In its 2019 World Series coverage, the New York Times editors snuck in this box about my 1977-1978 legal action , Ludtke v. Kuhn, to gain equal access for women reporters, which meant we could fully do our jobs by interviewing ballplayers in the loc…

In its 2019 World Series coverage, the New York Times editors snuck in this box about my 1977-1978 legal action , Ludtke v. Kuhn, to gain equal access for women reporters, which meant we could fully do our jobs by interviewing ballplayers in the locker rooms, just like our male colleagues had done for decades. This photo is from a book party held in Washington, D.C. (home of my friend Ellen Hume) to celebrate the publication of “On Our Own: Unmarried Motherhood in America.” Maya is pulling on my friend Hillary Clinton’s necklace as my childhood friend Kathleen Kennedy Townsend joins us.

I posted this photo on my Facebook page, accompanied by a brief story of how I’d learned about it from several friends. After a week in which we heard about the demeaning, degrading behavior that targeted three women reporters in the Houston Astros locker room – and saw how the team tried at first to claim that the Sports Illustrated writer, Stephanie Apstein, had fabricated the account – it’s good to see an accurate account of this history of what women have been up against in sports reporting through the decades. Lots of progress seen – hey, terrific women broadcasting games in network booths is one giant leap forward – but then there are these reminders of how this fight for equal treatment goes on.

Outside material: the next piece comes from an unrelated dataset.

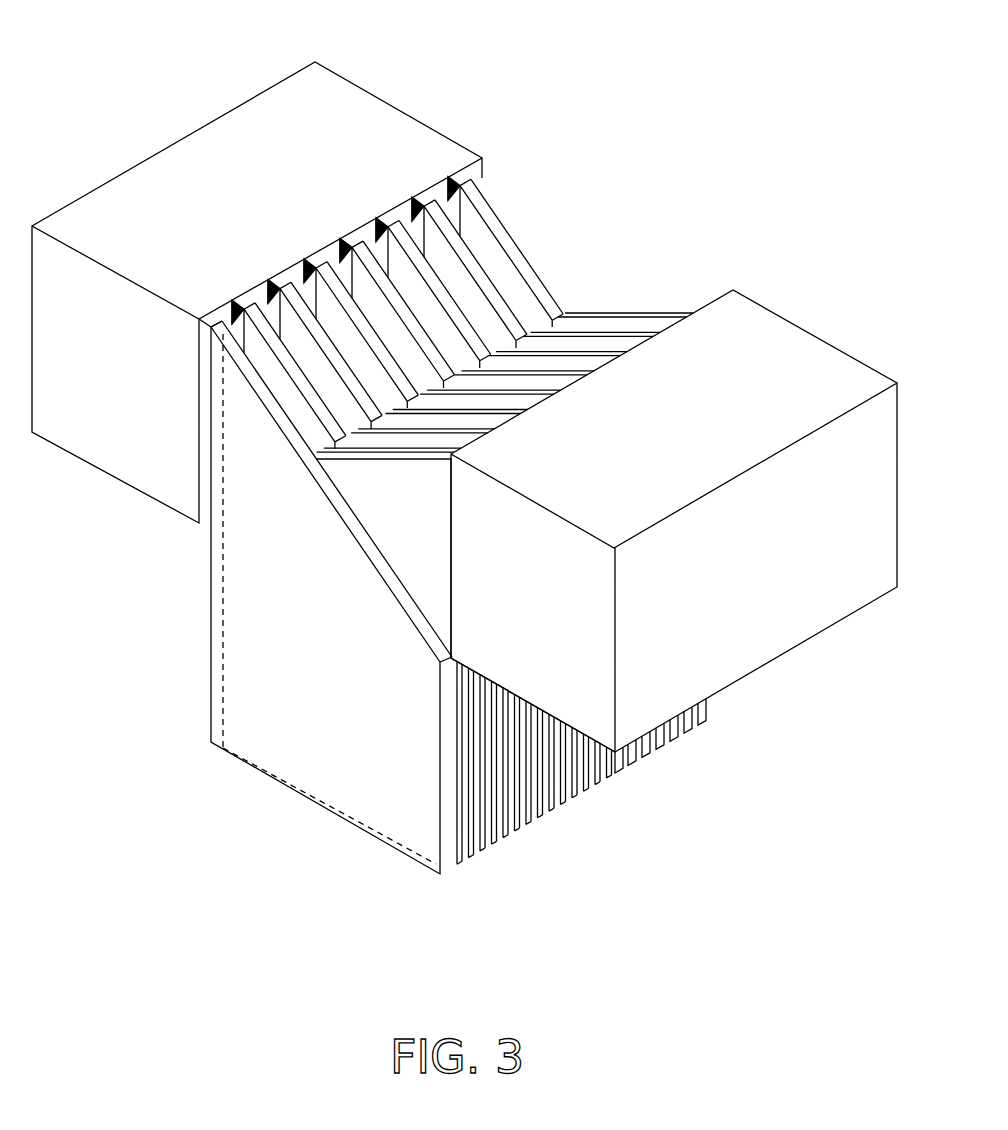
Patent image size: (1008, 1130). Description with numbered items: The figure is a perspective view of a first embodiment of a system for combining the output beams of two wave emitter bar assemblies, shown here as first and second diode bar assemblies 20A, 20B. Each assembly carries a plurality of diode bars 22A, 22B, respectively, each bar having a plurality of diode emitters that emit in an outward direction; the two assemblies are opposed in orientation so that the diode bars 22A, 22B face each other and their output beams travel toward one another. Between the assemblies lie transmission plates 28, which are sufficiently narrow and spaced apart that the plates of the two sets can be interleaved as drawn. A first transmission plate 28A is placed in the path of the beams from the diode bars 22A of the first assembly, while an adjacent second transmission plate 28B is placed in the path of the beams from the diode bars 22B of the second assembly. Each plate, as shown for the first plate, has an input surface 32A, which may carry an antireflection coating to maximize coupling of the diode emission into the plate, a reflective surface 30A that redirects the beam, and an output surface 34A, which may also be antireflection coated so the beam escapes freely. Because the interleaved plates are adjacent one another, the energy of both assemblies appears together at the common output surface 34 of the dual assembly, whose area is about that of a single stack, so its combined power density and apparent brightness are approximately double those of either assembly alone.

My own Sunday morning shocker! First a text from my former Time magazine colleague Claudia Wallis “so cool to come across the article about you and mentioned your “upcoming memoir” as I read this morning’s paper.” What story, I asked myself. What paper? A text back to her led me to The New York Times sports section, and this boxed story on the World Series page. Complete surprise to me. Then, I see an email with the header NYT, and its from Betsy Lipson who rows where I do Community Rowing, Inc. - CRI, and she writes: “I am CRI rower who’s been a fan girl of yours, and I’m so excited to hear you finished your book. Can’t wait to read it.” And like Claudia, she sends me a shot of the story.

Let’s break here just to say that I am not finished writing my memoir, so it will be a while until it is published. Perhaps upcoming is a bit of misleading word, but I am writing it and it will, one day, be published.

Back to this morning, when another text arrives from Ginger Ryan with news that she’d recognized me in the photo before she saw the headline. Well, that’s good since that photo was taken 22 years ago, when my friends Hillary Clinton and Kathleen Kennedy Townsend joined me at a book party thrown by Ellen Hume at her home in Washington, D.C. to celebrate publication of my first book, “On Our Own: Unmarried Motherhood in America.”

And now I see a tweet from my dear friend Lisa Olson who paid much too high of a price in the early 1990 for doing her job in the New England Patriots locker room.

What I love most about this morning is how the threads of my friendships weave together in a knot of solidarity ... from my journalism days (Claudia), from my rowing life (Betsy), from my Mothers Out Front climate activism (Ginger), and from my sports writing life and our fight for equal rights (Lisa). Friendship means the world to me, and thanks to all of you who reached out to me to share in this reminder that the struggle endures, the fight goes on.